Une fois de plus Javier Cercas m'a touchée en plein coeur, malgré son phrasé tortueux qui fait penser qu'on visite la coquille d'un gastéropode.

Je suis en effet entrée dans le récit « à petites foulées », circonspectes, et j'ai été soudain emportée à grandes embardées, « à la vitesse de la lumière », à la vitesse de l'émotion, malgré la distance clinique que Cercas introduit toujours entre lui et son sujet, malgré cette ironie, cette cruauté, cette objectivité d'archiviste qui lui permettent de se prendre pour point de départ, point de vue et point de mire de presque tous ses récits sans jamais sombrer dans l'exhibitionnisme ou le narcissisme, sans qu'on se sente jamais tenté de qualifier ses livres d'autobiographiques, alors qu'il le sont quasiment tous, à un degré ou à un autre.


Le début, malgré le titre fulgurant, est, comme souvent chez Cercas, tâtonnant: il met lentement en place la vie de bohême, les amis artistes, les rêves d'avenir, la peur de l'enlisement dans la ville provinciale de Gérone, la tentation de Barcelone, les interminables discussions dans les petits bistrots enfumés, quand tout à coup, comme une trouée dans le brouillard, éclate, pour le narrateur , l'opportunité inespérée d'un poste d'assistant d'espagnol à la faculté américaine d'Urbana.

Mais une fois à Urbana, le récit à nouveau tâtonne, tourne , littéralement autour du sujet, car le narrateur, apprenti – romancier, y fait la rencontre d'un ancien vétéran du Vietnam, plein de silences et de culpabilité, Rodney Falk, un fin lettré, amoureux de Hemingway mais le coeur à jamais en enfer.

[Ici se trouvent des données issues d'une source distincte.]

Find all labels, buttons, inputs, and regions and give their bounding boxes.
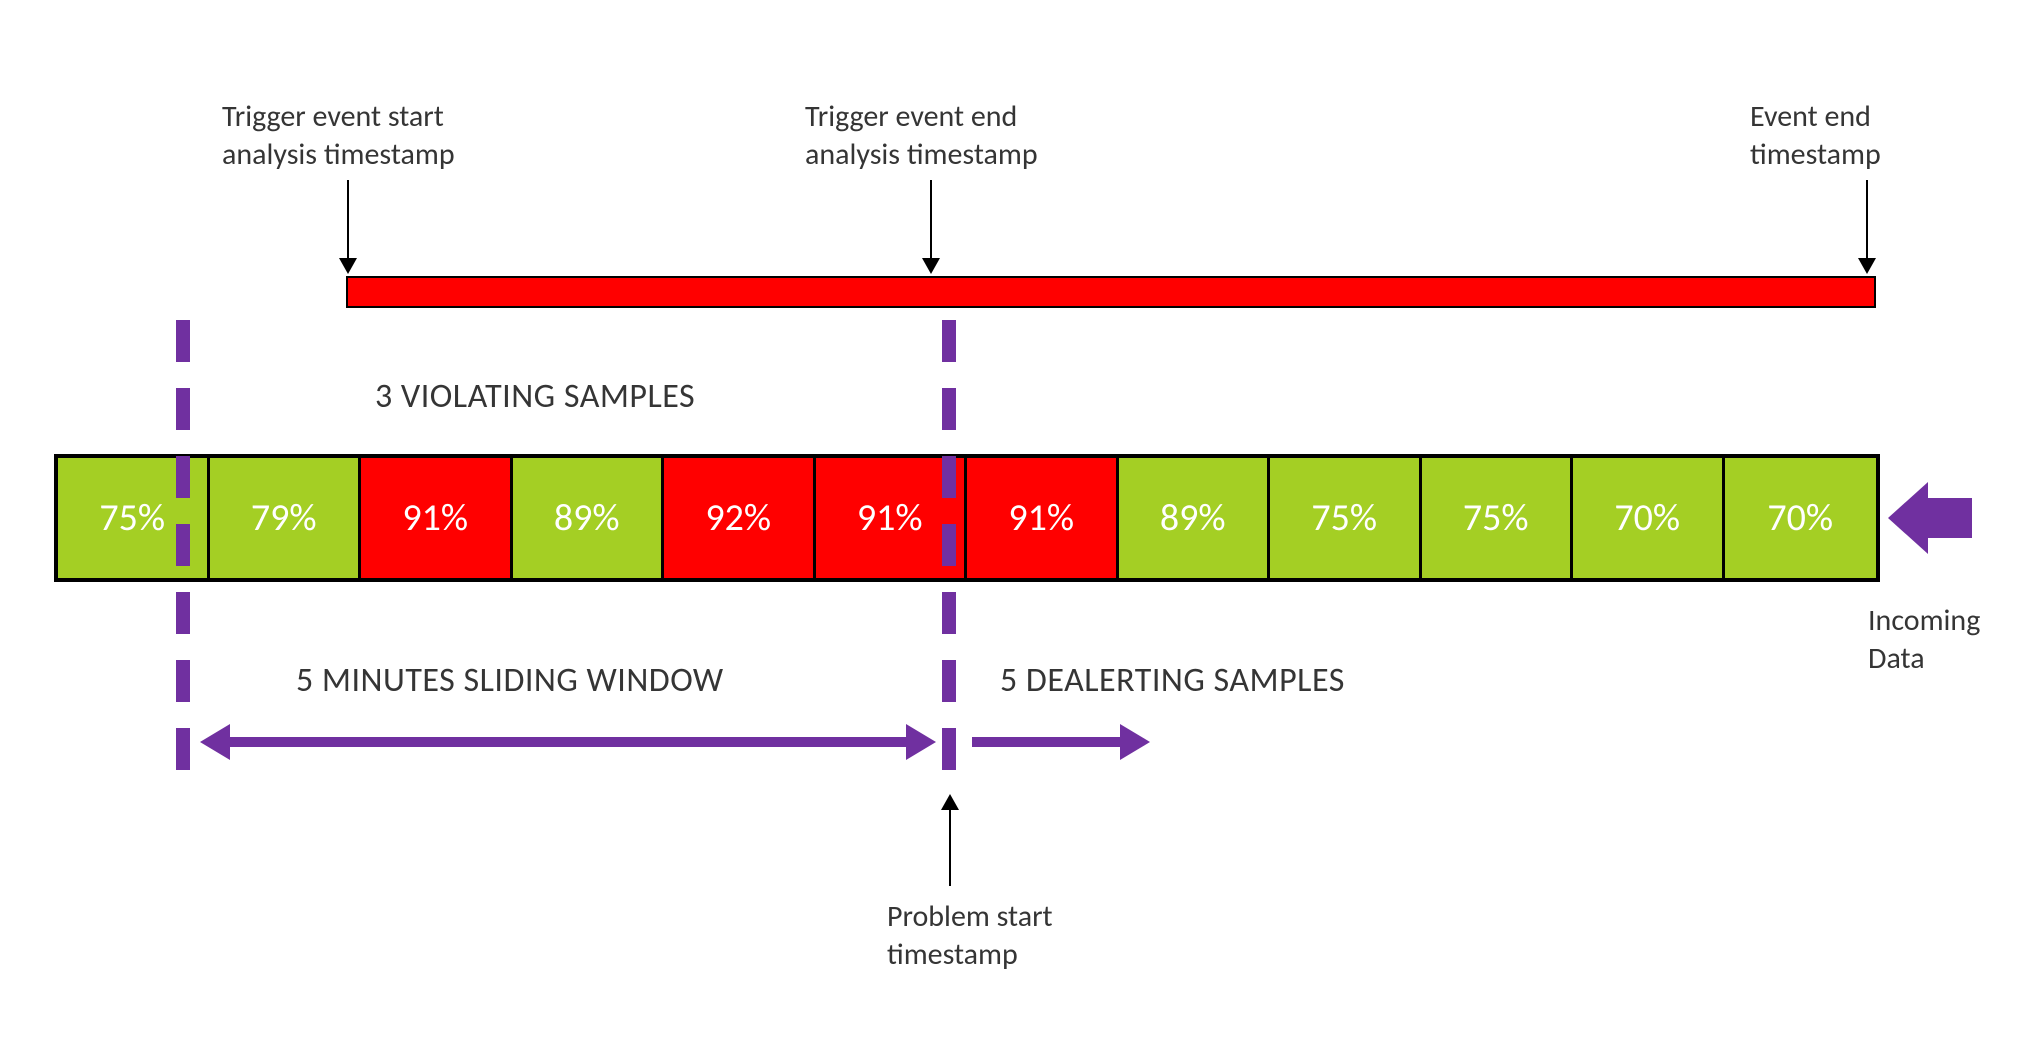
- window-end-marker: [942, 320, 956, 780]
- arrow-problem-start: [949, 800, 951, 886]
- window-start-marker: [176, 320, 190, 780]
- incoming-arrow-body: [1928, 498, 1972, 538]
- dealerting-arrowhead: [1120, 724, 1150, 760]
- sample-cell: 70%: [1573, 458, 1725, 578]
- arrowhead-event-end: [1858, 258, 1876, 274]
- label-trigger-start: Trigger event start analysis timestamp: [222, 98, 455, 173]
- label-trigger-end: Trigger event end analysis timestamp: [805, 98, 1038, 173]
- window-arrowhead-left: [200, 724, 230, 760]
- label-problem-start: Problem start timestamp: [887, 898, 1053, 973]
- sample-cell: 91%: [967, 458, 1119, 578]
- label-sliding-window: 5 MINUTES SLIDING WINDOW: [296, 660, 724, 701]
- sample-cell: 89%: [1119, 458, 1271, 578]
- sample-cell: 91%: [361, 458, 513, 578]
- sample-cell: 92%: [664, 458, 816, 578]
- sample-cell: 70%: [1725, 458, 1877, 578]
- sample-row: 75%79%91%89%92%91%91%89%75%75%70%70%: [54, 454, 1880, 582]
- sample-cell: 89%: [513, 458, 665, 578]
- incoming-arrowhead: [1888, 482, 1928, 554]
- arrow-trigger-end: [930, 180, 932, 260]
- arrowhead-problem-start: [941, 794, 959, 810]
- label-violating: 3 VIOLATING SAMPLES: [375, 376, 695, 417]
- arrow-trigger-start: [347, 180, 349, 260]
- sample-cell: 75%: [1270, 458, 1422, 578]
- arrowhead-trigger-end: [922, 258, 940, 274]
- label-event-end: Event end timestamp: [1750, 98, 1881, 173]
- sample-cell: 79%: [210, 458, 362, 578]
- event-duration-bar: [346, 276, 1876, 308]
- label-dealerting: 5 DEALERTING SAMPLES: [1000, 660, 1345, 701]
- window-arrowhead-right: [906, 724, 936, 760]
- dealerting-arrow-shaft: [972, 737, 1122, 747]
- arrowhead-trigger-start: [339, 258, 357, 274]
- label-incoming: Incoming Data: [1868, 602, 1980, 677]
- sample-cell: 75%: [1422, 458, 1574, 578]
- arrow-event-end: [1866, 180, 1868, 260]
- diagram: Trigger event start analysis timestamp T…: [0, 0, 2026, 1051]
- window-arrow-shaft: [228, 737, 908, 747]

Cercas verrait bien Rodney en sujet de son prochain roman, si le sujet, décidément récalcitrant, ne lui glissait entre les mains.

Retour à la case Barcelone. Cercas s'est mis à écrire et à publier. Son premier livre qui porte un regard caustique sur l'université américaine- Rodney n'y apparaît qu'en silhouette- passe inaperçu, mais le second, Les Soldats de Salamine, est accueilli par un succès fulgurant, foudroyant, qui fait sauter toutes les digues : griseries d'ego, bouffées d'orgueil, inlassables beuveries, folle fatuité, honteuses trahisons…Tant d' Hybris attire les foudres du destin qui fond simultanément, à la vitesse de la lumière, sur l'auteur qui a oublié l'homme qu'il était et sur son (futur) sujet qui ne peut oublier, lui, l'homme que la sale guerre vietnamienne a fait de lui. Sur celui qui , en Espagne, est en train de perdre son âme et celui qui , en Amérique, ne peut malgré tous ses efforts la retrouver tout à fait.

Une étrange symétrie s'imprime dans les dernières pages de ce récit entre celui que l'écriture a failli perdre et celui que le silence, plus que la parole tardive, a perdu.

Bouleversante conclusion, qui évite tous les pièges de la facilité ou du romanesque et retrouve le chemin de l'amitié vraie, de la simplicité, du réconfort.

On ferme ce livre à la fois tâtonnant et fulgurant, le coeur serré.